Il est essentiel que nous, infime minorité des classes privilégiées de ce pays, prenions conscience de cette nécessité absolue, que les choses ne pourront plus continuer comme avant. En ce sens, c’est une bonne initiative que le Conseil Présidentiel (CP) ait inscrit dans sa feuille de route le processus de réconciliation nationale. Il ne s’agit pour l’instant que d’un mot couché sur du papier. Mais attention : il ne saurait y avoir réconciliation nationale sans justice ou tout au moins sans mise en place d’un mécanisme de reddition de comptes ; il ne saurait non plus y avoir réconciliation nationale sans mise en place des nécessaires mécanismes légaux de partage et de redistribution des richesses du pays.

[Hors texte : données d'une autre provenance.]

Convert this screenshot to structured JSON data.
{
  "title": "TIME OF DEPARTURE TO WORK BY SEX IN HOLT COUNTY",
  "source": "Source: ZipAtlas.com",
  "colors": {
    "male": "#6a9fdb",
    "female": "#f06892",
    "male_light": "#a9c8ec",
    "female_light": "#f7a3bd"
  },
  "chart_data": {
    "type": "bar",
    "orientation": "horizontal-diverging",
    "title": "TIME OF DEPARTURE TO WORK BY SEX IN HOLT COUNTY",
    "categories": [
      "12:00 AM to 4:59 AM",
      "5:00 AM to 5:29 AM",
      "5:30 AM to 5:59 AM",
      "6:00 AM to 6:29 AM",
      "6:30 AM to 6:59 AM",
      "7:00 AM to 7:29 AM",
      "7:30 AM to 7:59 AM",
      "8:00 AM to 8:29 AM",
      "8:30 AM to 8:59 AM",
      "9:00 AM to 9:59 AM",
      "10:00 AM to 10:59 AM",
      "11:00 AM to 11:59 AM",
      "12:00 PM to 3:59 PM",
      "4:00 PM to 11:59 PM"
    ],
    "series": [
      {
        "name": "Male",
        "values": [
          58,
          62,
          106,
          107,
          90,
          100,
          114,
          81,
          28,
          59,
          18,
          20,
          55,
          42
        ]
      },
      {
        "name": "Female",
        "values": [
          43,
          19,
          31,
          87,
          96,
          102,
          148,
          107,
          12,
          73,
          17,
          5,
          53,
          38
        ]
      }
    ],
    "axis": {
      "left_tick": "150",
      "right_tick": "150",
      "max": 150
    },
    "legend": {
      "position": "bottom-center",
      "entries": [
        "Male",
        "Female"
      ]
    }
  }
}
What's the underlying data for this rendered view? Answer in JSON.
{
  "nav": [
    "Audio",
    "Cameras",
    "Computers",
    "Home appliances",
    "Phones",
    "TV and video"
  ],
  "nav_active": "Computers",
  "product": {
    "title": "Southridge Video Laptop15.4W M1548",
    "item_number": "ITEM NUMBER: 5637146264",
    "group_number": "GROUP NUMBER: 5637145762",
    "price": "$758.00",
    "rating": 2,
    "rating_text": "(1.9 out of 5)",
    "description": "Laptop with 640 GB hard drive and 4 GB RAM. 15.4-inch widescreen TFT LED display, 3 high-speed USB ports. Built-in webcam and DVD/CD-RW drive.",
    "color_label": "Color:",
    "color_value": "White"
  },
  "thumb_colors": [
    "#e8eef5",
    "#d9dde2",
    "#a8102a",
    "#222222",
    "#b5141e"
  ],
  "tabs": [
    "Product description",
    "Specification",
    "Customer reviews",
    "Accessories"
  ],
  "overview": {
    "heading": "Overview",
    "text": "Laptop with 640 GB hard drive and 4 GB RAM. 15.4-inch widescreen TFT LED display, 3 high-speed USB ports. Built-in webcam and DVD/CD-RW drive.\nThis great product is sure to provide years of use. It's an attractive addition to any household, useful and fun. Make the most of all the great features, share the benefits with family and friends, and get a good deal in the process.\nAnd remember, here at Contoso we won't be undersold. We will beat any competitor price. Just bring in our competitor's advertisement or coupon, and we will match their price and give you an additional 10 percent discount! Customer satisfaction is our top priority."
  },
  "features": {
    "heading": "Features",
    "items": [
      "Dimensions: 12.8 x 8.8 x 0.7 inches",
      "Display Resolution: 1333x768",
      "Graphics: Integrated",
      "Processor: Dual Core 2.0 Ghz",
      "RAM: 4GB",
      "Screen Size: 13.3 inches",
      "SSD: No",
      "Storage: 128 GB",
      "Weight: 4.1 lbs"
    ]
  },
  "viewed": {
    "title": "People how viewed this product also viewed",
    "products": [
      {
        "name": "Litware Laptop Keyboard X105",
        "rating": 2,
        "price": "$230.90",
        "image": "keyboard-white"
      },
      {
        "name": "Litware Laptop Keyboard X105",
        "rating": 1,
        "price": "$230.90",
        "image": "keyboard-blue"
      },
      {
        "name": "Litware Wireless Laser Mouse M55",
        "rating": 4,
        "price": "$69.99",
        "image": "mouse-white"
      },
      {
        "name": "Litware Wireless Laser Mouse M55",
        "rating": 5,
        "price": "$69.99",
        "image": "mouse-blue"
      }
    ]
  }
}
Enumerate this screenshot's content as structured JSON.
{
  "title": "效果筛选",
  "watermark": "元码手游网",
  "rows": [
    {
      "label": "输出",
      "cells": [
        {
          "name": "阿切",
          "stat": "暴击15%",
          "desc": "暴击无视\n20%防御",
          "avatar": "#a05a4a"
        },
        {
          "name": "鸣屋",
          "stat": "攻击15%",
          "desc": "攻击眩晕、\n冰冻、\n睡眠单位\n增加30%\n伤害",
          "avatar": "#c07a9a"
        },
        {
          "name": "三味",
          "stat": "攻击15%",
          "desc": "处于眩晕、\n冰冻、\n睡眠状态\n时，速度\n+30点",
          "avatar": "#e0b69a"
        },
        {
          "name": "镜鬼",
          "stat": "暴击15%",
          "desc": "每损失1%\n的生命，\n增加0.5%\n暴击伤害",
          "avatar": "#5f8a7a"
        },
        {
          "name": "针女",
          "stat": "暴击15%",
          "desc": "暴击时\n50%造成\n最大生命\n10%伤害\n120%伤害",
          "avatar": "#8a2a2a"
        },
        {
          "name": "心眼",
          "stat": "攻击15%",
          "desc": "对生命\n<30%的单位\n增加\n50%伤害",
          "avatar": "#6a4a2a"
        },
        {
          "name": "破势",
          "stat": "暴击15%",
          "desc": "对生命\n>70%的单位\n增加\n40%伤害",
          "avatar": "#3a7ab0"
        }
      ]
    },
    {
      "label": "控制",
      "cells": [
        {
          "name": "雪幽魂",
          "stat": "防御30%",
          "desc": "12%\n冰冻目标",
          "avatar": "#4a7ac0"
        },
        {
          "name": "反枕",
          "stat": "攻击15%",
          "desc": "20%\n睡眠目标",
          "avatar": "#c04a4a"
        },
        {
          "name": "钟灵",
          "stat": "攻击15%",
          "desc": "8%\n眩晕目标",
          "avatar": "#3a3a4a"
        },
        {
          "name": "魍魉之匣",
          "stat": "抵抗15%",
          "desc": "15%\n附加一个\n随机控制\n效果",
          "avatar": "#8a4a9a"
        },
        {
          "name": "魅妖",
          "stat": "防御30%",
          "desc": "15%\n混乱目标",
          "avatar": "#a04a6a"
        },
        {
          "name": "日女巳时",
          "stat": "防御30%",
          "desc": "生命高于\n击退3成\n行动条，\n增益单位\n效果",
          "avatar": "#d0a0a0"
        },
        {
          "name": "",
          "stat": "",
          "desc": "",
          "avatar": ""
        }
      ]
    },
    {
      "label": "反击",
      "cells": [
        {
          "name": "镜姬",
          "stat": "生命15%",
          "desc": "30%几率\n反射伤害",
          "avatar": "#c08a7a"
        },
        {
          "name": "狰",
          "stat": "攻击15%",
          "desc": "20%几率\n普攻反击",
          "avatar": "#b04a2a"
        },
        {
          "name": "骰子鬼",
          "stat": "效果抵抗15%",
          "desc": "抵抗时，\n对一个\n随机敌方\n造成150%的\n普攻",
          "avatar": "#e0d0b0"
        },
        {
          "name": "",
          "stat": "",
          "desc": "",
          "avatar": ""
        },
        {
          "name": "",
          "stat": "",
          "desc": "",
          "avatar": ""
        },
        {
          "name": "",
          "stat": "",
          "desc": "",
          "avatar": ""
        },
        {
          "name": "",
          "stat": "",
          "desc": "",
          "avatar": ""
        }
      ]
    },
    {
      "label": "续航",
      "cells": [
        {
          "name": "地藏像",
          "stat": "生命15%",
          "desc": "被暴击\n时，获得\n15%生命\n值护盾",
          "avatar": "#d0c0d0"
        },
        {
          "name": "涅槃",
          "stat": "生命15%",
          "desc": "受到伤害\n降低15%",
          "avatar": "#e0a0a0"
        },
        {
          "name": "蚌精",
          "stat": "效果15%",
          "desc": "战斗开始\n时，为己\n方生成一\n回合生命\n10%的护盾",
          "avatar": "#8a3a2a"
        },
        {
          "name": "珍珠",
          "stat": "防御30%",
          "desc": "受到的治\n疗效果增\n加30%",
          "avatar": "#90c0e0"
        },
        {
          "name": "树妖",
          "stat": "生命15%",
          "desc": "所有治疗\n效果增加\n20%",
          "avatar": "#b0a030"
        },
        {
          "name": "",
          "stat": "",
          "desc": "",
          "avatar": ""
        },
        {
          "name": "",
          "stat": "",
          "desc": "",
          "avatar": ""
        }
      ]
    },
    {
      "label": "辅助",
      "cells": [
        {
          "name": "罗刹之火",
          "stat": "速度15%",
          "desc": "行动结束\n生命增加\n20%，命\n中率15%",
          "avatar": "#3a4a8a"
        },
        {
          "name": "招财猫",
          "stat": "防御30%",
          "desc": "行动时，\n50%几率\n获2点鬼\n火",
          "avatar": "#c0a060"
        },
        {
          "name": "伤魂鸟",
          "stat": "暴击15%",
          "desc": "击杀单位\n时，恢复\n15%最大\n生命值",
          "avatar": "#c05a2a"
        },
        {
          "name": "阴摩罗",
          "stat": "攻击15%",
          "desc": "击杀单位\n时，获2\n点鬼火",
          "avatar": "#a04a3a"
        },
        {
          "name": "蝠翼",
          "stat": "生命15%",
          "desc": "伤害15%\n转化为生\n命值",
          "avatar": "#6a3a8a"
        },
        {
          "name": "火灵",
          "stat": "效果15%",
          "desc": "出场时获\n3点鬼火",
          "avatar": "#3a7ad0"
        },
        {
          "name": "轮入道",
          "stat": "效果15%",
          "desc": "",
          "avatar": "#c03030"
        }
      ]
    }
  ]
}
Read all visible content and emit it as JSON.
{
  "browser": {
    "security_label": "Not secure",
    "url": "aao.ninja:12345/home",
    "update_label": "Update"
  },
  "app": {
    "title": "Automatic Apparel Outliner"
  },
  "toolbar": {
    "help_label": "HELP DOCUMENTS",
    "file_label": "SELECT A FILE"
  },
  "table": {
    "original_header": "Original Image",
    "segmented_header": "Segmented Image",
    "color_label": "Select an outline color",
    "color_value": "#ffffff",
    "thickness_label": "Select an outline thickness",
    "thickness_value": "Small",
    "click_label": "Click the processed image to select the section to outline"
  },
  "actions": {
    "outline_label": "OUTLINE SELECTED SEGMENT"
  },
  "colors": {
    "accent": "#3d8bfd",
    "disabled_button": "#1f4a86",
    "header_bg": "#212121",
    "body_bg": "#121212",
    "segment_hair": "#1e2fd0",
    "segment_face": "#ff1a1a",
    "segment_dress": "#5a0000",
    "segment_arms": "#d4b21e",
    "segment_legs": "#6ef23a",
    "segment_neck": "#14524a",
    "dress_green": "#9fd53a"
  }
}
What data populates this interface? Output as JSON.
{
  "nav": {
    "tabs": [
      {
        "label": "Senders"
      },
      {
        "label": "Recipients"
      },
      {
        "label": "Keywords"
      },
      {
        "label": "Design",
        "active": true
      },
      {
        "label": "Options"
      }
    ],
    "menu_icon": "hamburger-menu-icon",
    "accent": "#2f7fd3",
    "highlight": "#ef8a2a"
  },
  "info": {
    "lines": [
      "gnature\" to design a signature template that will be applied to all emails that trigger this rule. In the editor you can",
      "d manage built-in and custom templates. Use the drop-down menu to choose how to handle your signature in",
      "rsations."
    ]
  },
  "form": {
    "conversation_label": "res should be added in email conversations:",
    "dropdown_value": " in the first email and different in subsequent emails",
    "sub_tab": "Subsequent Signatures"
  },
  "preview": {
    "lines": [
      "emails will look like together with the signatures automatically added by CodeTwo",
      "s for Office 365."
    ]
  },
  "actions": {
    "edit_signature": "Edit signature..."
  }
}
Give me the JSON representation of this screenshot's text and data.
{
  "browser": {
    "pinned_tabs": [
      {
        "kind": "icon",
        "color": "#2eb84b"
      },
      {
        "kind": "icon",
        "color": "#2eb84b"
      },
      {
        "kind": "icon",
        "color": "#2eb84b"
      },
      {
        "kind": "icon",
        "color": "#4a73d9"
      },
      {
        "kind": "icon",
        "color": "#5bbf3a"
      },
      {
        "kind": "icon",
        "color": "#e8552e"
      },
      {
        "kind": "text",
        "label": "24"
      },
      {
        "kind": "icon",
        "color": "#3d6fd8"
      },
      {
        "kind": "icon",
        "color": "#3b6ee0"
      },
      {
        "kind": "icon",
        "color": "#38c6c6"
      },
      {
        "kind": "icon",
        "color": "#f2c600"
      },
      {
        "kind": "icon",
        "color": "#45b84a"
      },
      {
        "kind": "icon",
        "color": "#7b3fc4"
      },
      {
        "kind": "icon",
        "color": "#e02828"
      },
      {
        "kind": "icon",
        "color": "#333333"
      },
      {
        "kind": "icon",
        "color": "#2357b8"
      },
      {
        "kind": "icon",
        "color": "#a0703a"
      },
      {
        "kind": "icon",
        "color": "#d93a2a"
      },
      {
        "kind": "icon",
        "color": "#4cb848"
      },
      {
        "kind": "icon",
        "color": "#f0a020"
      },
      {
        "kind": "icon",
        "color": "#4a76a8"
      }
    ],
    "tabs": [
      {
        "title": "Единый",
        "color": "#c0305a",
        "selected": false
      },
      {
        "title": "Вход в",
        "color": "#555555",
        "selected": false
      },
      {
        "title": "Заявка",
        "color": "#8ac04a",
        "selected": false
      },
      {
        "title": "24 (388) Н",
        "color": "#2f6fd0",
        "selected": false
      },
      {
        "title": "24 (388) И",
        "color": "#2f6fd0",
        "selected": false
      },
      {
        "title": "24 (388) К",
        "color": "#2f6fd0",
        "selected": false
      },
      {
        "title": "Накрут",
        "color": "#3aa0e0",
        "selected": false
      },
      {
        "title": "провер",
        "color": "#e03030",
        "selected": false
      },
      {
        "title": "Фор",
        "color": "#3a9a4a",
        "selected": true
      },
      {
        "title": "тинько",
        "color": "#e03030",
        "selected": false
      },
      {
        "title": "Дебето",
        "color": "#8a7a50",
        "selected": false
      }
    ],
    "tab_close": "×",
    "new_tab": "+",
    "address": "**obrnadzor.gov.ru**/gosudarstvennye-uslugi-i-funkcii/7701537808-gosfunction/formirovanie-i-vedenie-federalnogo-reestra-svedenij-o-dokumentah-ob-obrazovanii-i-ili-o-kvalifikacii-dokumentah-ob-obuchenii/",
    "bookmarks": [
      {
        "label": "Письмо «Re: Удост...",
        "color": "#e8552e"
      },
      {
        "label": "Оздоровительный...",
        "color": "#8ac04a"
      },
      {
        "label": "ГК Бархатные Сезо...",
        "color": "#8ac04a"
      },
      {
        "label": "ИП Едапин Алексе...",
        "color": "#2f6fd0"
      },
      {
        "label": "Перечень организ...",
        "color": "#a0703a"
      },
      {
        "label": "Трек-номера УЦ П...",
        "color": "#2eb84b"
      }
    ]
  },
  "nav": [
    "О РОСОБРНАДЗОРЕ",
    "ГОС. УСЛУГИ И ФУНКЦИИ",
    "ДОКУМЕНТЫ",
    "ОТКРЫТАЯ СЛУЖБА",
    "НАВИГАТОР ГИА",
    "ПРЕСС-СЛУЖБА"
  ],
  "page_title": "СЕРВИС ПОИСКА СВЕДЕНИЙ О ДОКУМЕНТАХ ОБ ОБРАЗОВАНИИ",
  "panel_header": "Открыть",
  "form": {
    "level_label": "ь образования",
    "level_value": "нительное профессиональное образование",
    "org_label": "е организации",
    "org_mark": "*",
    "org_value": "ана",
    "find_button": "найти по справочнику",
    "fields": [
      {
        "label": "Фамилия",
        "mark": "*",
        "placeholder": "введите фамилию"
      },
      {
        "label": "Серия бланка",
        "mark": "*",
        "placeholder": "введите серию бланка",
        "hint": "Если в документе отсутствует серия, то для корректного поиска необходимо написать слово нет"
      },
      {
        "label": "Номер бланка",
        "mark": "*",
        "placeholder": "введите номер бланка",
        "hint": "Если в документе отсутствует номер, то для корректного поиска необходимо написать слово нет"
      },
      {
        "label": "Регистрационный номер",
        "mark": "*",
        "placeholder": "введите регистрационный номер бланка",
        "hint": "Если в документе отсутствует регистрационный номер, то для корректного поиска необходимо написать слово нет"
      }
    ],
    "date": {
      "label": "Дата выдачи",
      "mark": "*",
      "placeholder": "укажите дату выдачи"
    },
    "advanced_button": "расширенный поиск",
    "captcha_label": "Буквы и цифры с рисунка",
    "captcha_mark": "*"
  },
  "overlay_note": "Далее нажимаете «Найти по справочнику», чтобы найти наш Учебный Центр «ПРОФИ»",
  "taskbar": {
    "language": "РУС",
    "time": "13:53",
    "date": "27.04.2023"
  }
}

Le CP devra donc définir rapidement les contours du processus et en chercher les voies et moyens. Il faut espérer qu’au terme de son mandat il aura pu jeter les bases ou tout au moins poser la première pierre de ce processus de réconciliation nationale et de construction d’une véritable nation haïtienne : tâche oh ! combien noble, mais ardue et pleine d’embûches, et de longue, très longue haleine.